Тот мешкает, сплёвывает, тянет губы — видимо, готовя рот к ответу. Но его опережает коллега помоложе:
— Я знаю «Садовод». Далековато, да и дороги там убитые. Меньше, чем за восемьсот — не поеду.
— Больше чем за пятьсот — не поеду я, — парирует Ксюха и в подтверждение серьёзности своих намерений разворачивается и отступает.
— Шестьсот. И все довольны, — слышит вдогонку.
— Пятьсот, но если доедем быстро и без происшествий, то возможны чаевые.
— Да ты кто, — в перебранку снова встревает вонючка. В его пальцах — вонючая сигарета: всё та же, или уже новая? Неизменная.
— Оставь. Это мой клиент, — молодой его пододвигает, жестом приглашая пассажирку проследовать до своей «Лады».
— Подождите в машине, пока я ворота открою.
Ксюха с замиранием сердца наблюдает ржаво-голубую табличку — вживую она почти такая же, как и на фото. Вместе с осознанием реалистичности происходящего, Ксю теряется: она на месте, есть только один шанс отступить, а потом… И пока страх не подкатил к горлу так близко, чтобы заставить её ухватиться за тот самый шанс, она хватает с сидения рюкзак и тянет водиле две купюры — пятисотку и двухсотку.
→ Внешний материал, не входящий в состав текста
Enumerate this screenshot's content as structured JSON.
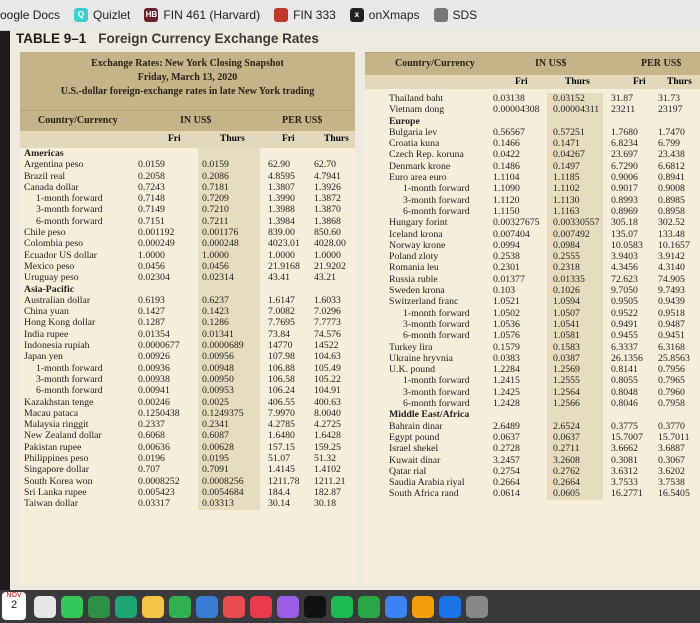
{
  "bookmarks": [
    {
      "label": "oogle Docs",
      "icon": "google-docs-icon",
      "color": "#4285f4",
      "glyph": ""
    },
    {
      "label": "Quizlet",
      "icon": "quizlet-icon",
      "color": "#3ccfcf",
      "glyph": "Q"
    },
    {
      "label": "FIN 461 (Harvard)",
      "icon": "hbs-icon",
      "color": "#6b1f2a",
      "glyph": "HB"
    },
    {
      "label": "FIN 333",
      "icon": "fin-icon",
      "color": "#c0392b",
      "glyph": ""
    },
    {
      "label": "onXmaps",
      "icon": "onxmaps-icon",
      "color": "#222",
      "glyph": "x"
    },
    {
      "label": "SDS",
      "icon": "globe-icon",
      "color": "#777",
      "glyph": ""
    }
  ],
  "table": {
    "number": "TABLE 9–1",
    "title": "Foreign Currency Exchange Rates",
    "snapshot": [
      "Exchange Rates: New York Closing Snapshot",
      "Friday, March 13, 2020",
      "U.S.-dollar foreign-exchange rates in late New York trading"
    ],
    "col_country": "Country/Currency",
    "col_in_us": "IN US$",
    "col_per_us": "PER US$",
    "sub_fri": "Fri",
    "sub_thurs": "Thurs"
  },
  "left_rows": [
    [
      "Americas",
      "",
      "",
      "",
      "",
      true
    ],
    [
      "Argentina peso",
      "0.0159",
      "0.0159",
      "62.90",
      "62.70",
      false
    ],
    [
      "Brazil real",
      "0.2058",
      "0.2086",
      "4.8595",
      "4.7941",
      false
    ],
    [
      "Canada dollar",
      "0.7243",
      "0.7181",
      "1.3807",
      "1.3926",
      false
    ],
    [
      "1-month forward",
      "0.7148",
      "0.7209",
      "1.3990",
      "1.3872",
      false,
      1
    ],
    [
      "3-month forward",
      "0.7149",
      "0.7210",
      "1.3988",
      "1.3870",
      false,
      1
    ],
    [
      "6-month forward",
      "0.7151",
      "0.7211",
      "1.3984",
      "1.3868",
      false,
      1
    ],
    [
      "Chile peso",
      "0.001192",
      "0.001176",
      "839.00",
      "850.60",
      false
    ],
    [
      "Colombia peso",
      "0.000249",
      "0.000248",
      "4023.01",
      "4028.00",
      false
    ],
    [
      "Ecuador US dollar",
      "1.0000",
      "1.0000",
      "1.0000",
      "1.0000",
      false
    ],
    [
      "Mexico peso",
      "0.0456",
      "0.0456",
      "21.9168",
      "21.9202",
      false
    ],
    [
      "Uruguay peso",
      "0.02304",
      "0.02314",
      "43.41",
      "43.21",
      false
    ],
    [
      "Asia-Pacific",
      "",
      "",
      "",
      "",
      true
    ],
    [
      "Australian dollar",
      "0.6193",
      "0.6237",
      "1.6147",
      "1.6033",
      false
    ],
    [
      "China yuan",
      "0.1427",
      "0.1423",
      "7.0082",
      "7.0296",
      false
    ],
    [
      "Hong Kong dollar",
      "0.1287",
      "0.1286",
      "7.7695",
      "7.7773",
      false
    ],
    [
      "India rupee",
      "0.01354",
      "0.01341",
      "73.84",
      "74.576",
      false
    ],
    [
      "Indonesia rupiah",
      "0.0000677",
      "0.0000689",
      "14770",
      "14522",
      false
    ],
    [
      "Japan yen",
      "0.00926",
      "0.00956",
      "107.98",
      "104.63",
      false
    ],
    [
      "1-month forward",
      "0.00936",
      "0.00948",
      "106.88",
      "105.49",
      false,
      1
    ],
    [
      "3-month forward",
      "0.00938",
      "0.00950",
      "106.58",
      "105.22",
      false,
      1
    ],
    [
      "6-month forward",
      "0.00941",
      "0.00953",
      "106.24",
      "104.91",
      false,
      1
    ],
    [
      "Kazakhstan tenge",
      "0.00246",
      "0.0025",
      "406.55",
      "400.63",
      false
    ],
    [
      "Macau pataca",
      "0.1250438",
      "0.1249375",
      "7.9970",
      "8.0040",
      false
    ],
    [
      "Malaysia ringgit",
      "0.2337",
      "0.2341",
      "4.2785",
      "4.2725",
      false
    ],
    [
      "New Zealand dollar",
      "0.6068",
      "0.6087",
      "1.6480",
      "1.6428",
      false
    ],
    [
      "Pakistan rupee",
      "0.00636",
      "0.00628",
      "157.15",
      "159.25",
      false
    ],
    [
      "Philippines peso",
      "0.0196",
      "0.0195",
      "51.07",
      "51.32",
      false
    ],
    [
      "Singapore dollar",
      "0.707",
      "0.7091",
      "1.4145",
      "1.4102",
      false
    ],
    [
      "South Korea won",
      "0.0008252",
      "0.0008256",
      "1211.78",
      "1211.21",
      false
    ],
    [
      "Sri Lanka rupee",
      "0.005423",
      "0.0054684",
      "184.4",
      "182.87",
      false
    ],
    [
      "Taiwan dollar",
      "0.03317",
      "0.03313",
      "30.14",
      "30.18",
      false
    ]
  ],
  "right_rows": [
    [
      "Thailand baht",
      "0.03138",
      "0.03152",
      "31.87",
      "31.73",
      false
    ],
    [
      "Vietnam dong",
      "0.00004308",
      "0.00004311",
      "23211",
      "23197",
      false
    ],
    [
      "Europe",
      "",
      "",
      "",
      "",
      true
    ],
    [
      "Bulgaria lev",
      "0.56567",
      "0.57251",
      "1.7680",
      "1.7470",
      false
    ],
    [
      "Croatia kuna",
      "0.1466",
      "0.1471",
      "6.8234",
      "6.799",
      false
    ],
    [
      "Czech Rep. koruna",
      "0.0422",
      "0.04267",
      "23.697",
      "23.438",
      false
    ],
    [
      "Denmark krone",
      "0.1486",
      "0.1497",
      "6.7290",
      "6.6812",
      false
    ],
    [
      "Euro area euro",
      "1.1104",
      "1.1185",
      "0.9006",
      "0.8941",
      false
    ],
    [
      "1-month forward",
      "1.1090",
      "1.1102",
      "0.9017",
      "0.9008",
      false,
      1
    ],
    [
      "3-month forward",
      "1.1120",
      "1.1130",
      "0.8993",
      "0.8985",
      false,
      1
    ],
    [
      "6-month forward",
      "1.1150",
      "1.1163",
      "0.8969",
      "0.8958",
      false,
      1
    ],
    [
      "Hungary forint",
      "0.00327675",
      "0.00330557",
      "305.18",
      "302.52",
      false
    ],
    [
      "Iceland krona",
      "0.007404",
      "0.007492",
      "135.07",
      "133.48",
      false
    ],
    [
      "Norway krone",
      "0.0994",
      "0.0984",
      "10.0583",
      "10.1657",
      false
    ],
    [
      "Poland zloty",
      "0.2538",
      "0.2555",
      "3.9403",
      "3.9142",
      false
    ],
    [
      "Romania leu",
      "0.2301",
      "0.2318",
      "4.3456",
      "4.3140",
      false
    ],
    [
      "Russia ruble",
      "0.01377",
      "0.01335",
      "72.623",
      "74.905",
      false
    ],
    [
      "Sweden krona",
      "0.103",
      "0.1026",
      "9.7050",
      "9.7493",
      false
    ],
    [
      "Switzerland franc",
      "1.0521",
      "1.0594",
      "0.9505",
      "0.9439",
      false
    ],
    [
      "1-month forward",
      "1.0502",
      "1.0507",
      "0.9522",
      "0.9518",
      false,
      1
    ],
    [
      "3-month forward",
      "1.0536",
      "1.0541",
      "0.9491",
      "0.9487",
      false,
      1
    ],
    [
      "6-month forward",
      "1.0576",
      "1.0581",
      "0.9455",
      "0.9451",
      false,
      1
    ],
    [
      "Turkey lira",
      "0.1579",
      "0.1583",
      "6.3337",
      "6.3168",
      false
    ],
    [
      "Ukraine hryvnia",
      "0.0383",
      "0.0387",
      "26.1356",
      "25.8563",
      false
    ],
    [
      "U.K. pound",
      "1.2284",
      "1.2569",
      "0.8141",
      "0.7956",
      false
    ],
    [
      "1-month forward",
      "1.2415",
      "1.2555",
      "0.8055",
      "0.7965",
      false,
      1
    ],
    [
      "3-month forward",
      "1.2425",
      "1.2564",
      "0.8048",
      "0.7960",
      false,
      1
    ],
    [
      "6-month forward",
      "1.2428",
      "1.2566",
      "0.8046",
      "0.7958",
      false,
      1
    ],
    [
      "Middle East/Africa",
      "",
      "",
      "",
      "",
      true
    ],
    [
      "Bahrain dinar",
      "2.6489",
      "2.6524",
      "0.3775",
      "0.3770",
      false
    ],
    [
      "Egypt pound",
      "0.0637",
      "0.0637",
      "15.7007",
      "15.7011",
      false
    ],
    [
      "Israel shekel",
      "0.2728",
      "0.2711",
      "3.6662",
      "3.6887",
      false
    ],
    [
      "Kuwait dinar",
      "3.2457",
      "3.2608",
      "0.3081",
      "0.3067",
      false
    ],
    [
      "Qatar rial",
      "0.2754",
      "0.2762",
      "3.6312",
      "3.6202",
      false
    ],
    [
      "Saudia Arabia riyal",
      "0.2664",
      "0.2664",
      "3.7533",
      "3.7538",
      false
    ],
    [
      "South Africa rand",
      "0.0614",
      "0.0605",
      "16.2771",
      "16.5405",
      false
    ]
  ],
  "dock": {
    "calendar_month": "NOV",
    "calendar_day": "2"
  }
}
— Не надо, дальше я пешком.
Дождавшись, пока машина развернётся и скроется за поворотом ведущей от трассы в дачному кооперативу грунтовой дороги, Ксения самостоятельно раскрывает кованые створки, тяжесть которых сдерживается тугим засовом, переступает черту и, просунув свободную руку меж прутьев, задвигает засов на место. Перед ней развилка сразу на четыре линии. Она не уверена наверняка, но ей помнится, что когда она «гостила» здесь в прошлый раз — гостила именно в кавычках, ибо пребывание в заточении на загородной даче лишь с виду лучше пребывания в заточении в городской квартире — прямо за участком отчётливо виднелся лес. Воспоминания яркие, осязаемые: она почти чувствует, как стояла на балконе второго этажа, ожидая — приедут ли за ней хотя бы сегодня, или ей придётся ещё одну ночь провести одной в поставленном на сигнализацию доме, за чертой города, без мобильника и интернета, зато с целым холодильником продуктов? Артур никогда заранее не предупреждал, во сколько вернётся, зато всегда требовал горячего и свежего обеда на столе к своему появлению. Именно свежего — разогретый вариант его не устраивал. За разогретый вариант Ксюха расплачивалась целостностью кожного покрова. Чувствует до болезненного ясно, как стояла на балконе, глядя вдаль, на такие близкие и такие недосягаемые верхушки елей — синие ночью и зелёные днём, то и дело переводя взгляд вниз — на вымощенную плиткой стоянку и козырёк веранды. И она до сих пор не может с уверенностью сказать, почему тогда не прыгнула — потому что побоялась разбиться или потому что побоялась, что второй этаж — недостаточная высота для того, чтобы разбиться наверняка.
Она задирает голову и осматривается кругом. Ели — ориентир — торчат неровным строем за крышами домов первой линии. Значит, ей — влево. Но там наверняка людно — в сети уже появились фотки самого торжества: крупные, украшенные луковыми кольцами куски шашлыка, разлитое по бокалам вино, длинные столы, ломящиеся от закусок. Зелёная лужайка, истоптанная десятками ног. И принимающая поздравления бабуля — дай ей бог здоровья. Поэтому, чтобы схорониться до поры до времени в том самом лесочке, Ксения сворачивает на вторую линию, решая не испытывать судьбу и не мелькать под носом у возможных знакомых (после суда они наконец-то узнали о существовании такой девушки — Ксюши).